Confédération oblige, mon deadline est à 15h30 aujourd'hui, pour permettre à Publi-Sac de faire sa livraison exceptionnellement demain, mardi. Mercredi, c'est congé pour tout le monde, alors...
Si j'avais été normalement constituée, jamais je n'aurais gardé l'écriture de ce billet à l'horaire de ma dernière journée de montage. Surtout pas en fille organisée que je suis. Traîner mon billet jusqu'à la dernière minute est aussi agréable que d'avoir un boulet d'accrocher à la cheville. J'y pense jour et nuit.
Un prof a l'université nous avais dit que le métier de journaliste se pratiquait sept jours semaine, 24 heures par jour. On doit être constamment aux aguets, à l'écoute, prêt à réagir.
Chroniqueur? C'est un job de 26 heures par jour! Une fois qu'on a notre sujet en tête, lead et chute (début et fin) compris, c'est le bonheur. Dans le cas contraire, c'est lourd à porter. En tout cas moi, je ne pense qu'à ça. Un souper entre amis. Les frasques de mon chum. Les prouesses de ma fille. Une conversation entendue dans une file d'attente. L'anecdote d'un collègue. Un commentaire à la radio. Une pub à la télé. Name it! Je sonde tout à la recherche d'un sujet potentiel qui vous intéressera, vous fera rire, pleurer ou réfléchir.

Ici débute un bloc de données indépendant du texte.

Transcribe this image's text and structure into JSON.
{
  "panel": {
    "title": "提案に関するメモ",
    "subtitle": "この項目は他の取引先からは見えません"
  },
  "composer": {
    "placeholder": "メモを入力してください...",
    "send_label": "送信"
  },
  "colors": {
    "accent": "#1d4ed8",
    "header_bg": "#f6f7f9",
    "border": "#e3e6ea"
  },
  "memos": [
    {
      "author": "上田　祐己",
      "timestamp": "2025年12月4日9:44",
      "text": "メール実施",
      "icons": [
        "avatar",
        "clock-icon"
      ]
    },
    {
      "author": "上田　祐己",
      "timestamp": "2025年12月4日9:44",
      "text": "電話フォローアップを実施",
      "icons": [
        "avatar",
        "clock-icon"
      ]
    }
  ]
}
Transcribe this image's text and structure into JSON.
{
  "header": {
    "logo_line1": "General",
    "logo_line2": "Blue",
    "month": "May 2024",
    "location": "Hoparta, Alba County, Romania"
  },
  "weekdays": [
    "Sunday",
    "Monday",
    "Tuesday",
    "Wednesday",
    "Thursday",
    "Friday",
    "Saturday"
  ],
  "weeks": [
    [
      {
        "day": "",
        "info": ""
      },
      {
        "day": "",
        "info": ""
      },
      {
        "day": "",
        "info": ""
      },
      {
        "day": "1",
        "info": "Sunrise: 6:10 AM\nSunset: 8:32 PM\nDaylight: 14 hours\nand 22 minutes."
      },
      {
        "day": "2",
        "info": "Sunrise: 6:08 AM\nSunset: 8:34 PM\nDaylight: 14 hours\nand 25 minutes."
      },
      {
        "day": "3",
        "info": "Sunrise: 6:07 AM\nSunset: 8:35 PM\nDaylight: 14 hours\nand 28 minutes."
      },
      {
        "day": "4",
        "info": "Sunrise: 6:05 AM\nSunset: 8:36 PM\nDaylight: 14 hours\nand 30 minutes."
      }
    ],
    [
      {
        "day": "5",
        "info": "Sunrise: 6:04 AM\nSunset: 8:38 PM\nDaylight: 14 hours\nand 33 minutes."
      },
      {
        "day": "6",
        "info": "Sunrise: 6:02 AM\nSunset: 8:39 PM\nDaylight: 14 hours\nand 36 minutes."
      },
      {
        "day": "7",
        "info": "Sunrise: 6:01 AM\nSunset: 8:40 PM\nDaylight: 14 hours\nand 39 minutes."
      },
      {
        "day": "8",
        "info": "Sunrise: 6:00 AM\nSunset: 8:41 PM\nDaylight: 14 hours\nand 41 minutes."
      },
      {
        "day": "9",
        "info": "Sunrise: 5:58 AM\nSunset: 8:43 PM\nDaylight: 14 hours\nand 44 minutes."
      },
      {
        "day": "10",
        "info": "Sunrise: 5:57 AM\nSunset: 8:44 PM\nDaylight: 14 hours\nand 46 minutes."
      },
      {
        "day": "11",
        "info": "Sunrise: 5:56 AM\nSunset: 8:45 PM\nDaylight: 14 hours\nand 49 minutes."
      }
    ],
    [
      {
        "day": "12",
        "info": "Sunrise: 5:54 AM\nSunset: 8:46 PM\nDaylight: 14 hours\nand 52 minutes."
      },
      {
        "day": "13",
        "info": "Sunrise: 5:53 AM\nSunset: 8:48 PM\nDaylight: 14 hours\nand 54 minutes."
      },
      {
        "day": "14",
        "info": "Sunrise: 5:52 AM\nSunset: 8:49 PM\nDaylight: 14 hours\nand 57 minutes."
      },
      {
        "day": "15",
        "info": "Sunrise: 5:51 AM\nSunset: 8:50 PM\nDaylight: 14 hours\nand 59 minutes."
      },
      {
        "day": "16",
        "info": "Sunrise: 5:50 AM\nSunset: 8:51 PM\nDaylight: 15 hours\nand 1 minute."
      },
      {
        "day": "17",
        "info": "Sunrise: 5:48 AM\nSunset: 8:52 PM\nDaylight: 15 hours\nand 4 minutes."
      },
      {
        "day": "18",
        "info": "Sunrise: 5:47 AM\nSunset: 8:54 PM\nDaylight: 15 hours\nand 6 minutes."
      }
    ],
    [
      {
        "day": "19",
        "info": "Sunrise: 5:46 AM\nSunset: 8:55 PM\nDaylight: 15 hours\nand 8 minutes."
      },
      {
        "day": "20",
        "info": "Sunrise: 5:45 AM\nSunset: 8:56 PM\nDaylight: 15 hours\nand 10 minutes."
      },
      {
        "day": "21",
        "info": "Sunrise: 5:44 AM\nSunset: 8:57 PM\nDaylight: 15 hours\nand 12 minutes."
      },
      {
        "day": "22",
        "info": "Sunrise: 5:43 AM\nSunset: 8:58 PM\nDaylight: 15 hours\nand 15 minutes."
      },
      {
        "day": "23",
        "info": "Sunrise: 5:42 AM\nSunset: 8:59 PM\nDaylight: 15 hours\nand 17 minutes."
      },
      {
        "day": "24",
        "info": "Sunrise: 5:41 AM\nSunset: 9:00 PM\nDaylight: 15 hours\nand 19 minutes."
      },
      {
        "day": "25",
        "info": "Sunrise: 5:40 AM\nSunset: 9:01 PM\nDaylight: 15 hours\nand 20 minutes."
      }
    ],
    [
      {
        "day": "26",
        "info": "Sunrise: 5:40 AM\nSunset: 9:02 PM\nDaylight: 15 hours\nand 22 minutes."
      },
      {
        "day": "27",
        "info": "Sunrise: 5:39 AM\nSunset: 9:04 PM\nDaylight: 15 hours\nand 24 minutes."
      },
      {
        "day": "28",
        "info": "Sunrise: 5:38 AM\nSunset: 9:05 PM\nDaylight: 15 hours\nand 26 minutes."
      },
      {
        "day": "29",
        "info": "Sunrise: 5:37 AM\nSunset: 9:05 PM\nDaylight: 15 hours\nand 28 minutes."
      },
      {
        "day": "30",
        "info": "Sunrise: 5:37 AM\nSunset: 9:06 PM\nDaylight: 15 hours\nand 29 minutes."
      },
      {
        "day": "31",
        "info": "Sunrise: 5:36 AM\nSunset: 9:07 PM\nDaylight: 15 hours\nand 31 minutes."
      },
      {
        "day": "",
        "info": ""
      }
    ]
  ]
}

Mettons qu'il a y des semaines plus généreuse que d'autres! Et cette dernière semaine s'est montrée plutôt tranquille. Pas que je n'ai pas essayé. À l'heure où j'écris ces mots, j'ai deux billets en banque: un que je considère trop mauvais pour mériter une publication et un autre périmé.
Dans le premier texte, écrit jeudi dernier, je vous disais qu'il ne restait que trois chroniques avant mon départ pour aller vivre une seconde fois les joies de la maternité. Que je connaissais le sentiment de perte que vous alliez vivre lors de mon départ, étant moi aussi une fervente lectrice de chroniques diverses auxquelles je me suis attachée au fil du temps. Mais je craignais que mes propos soient pris au premier niveau.
Passer pour une prétentieuse? Non merci. Comme j'avais de la difficulté à rendre ma pensée, plus sarcastique qu'autre chose dans ce cas-ci, j'ai mis mon texte sur la glace. Au lieu de le fignoler, j'ai décidé d'en écrire un deuxième.
Quand on a du temps devant soi... Vendredi, je vous ai donc écrit un beau billet sur ma réaction face au décès de Michael Jackson. Je prenais une chance, car la publication allait avoir lieu presqu'une semaine après la nouvelle. Et ce qui devait arriver arriva: je me suis faite scooper par mon collègue Pascal Faucher et sa chronique Du front tout l'tour d'la tête dans La Voix de l'Est de samedi. Comme Pascal et moi avons le même âge, nos souvenirs en lien avec le Roi de la pop se ressemblent sensiblement. Tous les deux on vous disait, entre autres, qu'on s'époumonait à chanter beat iiiitt, beat it, beat iiiit, beat it. Wo i wat te fet de beat it! dans un anglais rudimentaire. En fait, on n'avait aucune idée de ce que nous chantions! À l'époque de Thriller, nous avions sept ans, alors. Mais par respect pour les abonnés et pour ceux qui se procurent La Voix de l'Est du samedi, j'ai aussi mis Michael Jackson de côté en espérant que le week-end soit fertile en sujets. Niet.
Voilà pourquoi je suis là, en ce lundi matin moche, à essayer de vous écrire une chronique digne de ce nom. Un président-éditeur m'a déjà dit, un jour où je lui parlais de ma déception face à une de mes chroniques que, comme pour un joueur de baseball, c'est la moyenne au bâton qui compte. Qu'on ne peut pas «toutes les avoir». Considérez cette chronique comme une fausse balle.
Je retourne dans l'enclos des frappeurs pour vous en décochez une des ligues majeures la semaine prochaine. Il ne m'en reste que deux.
Au moment de me retirer, je veux le faire en beauté.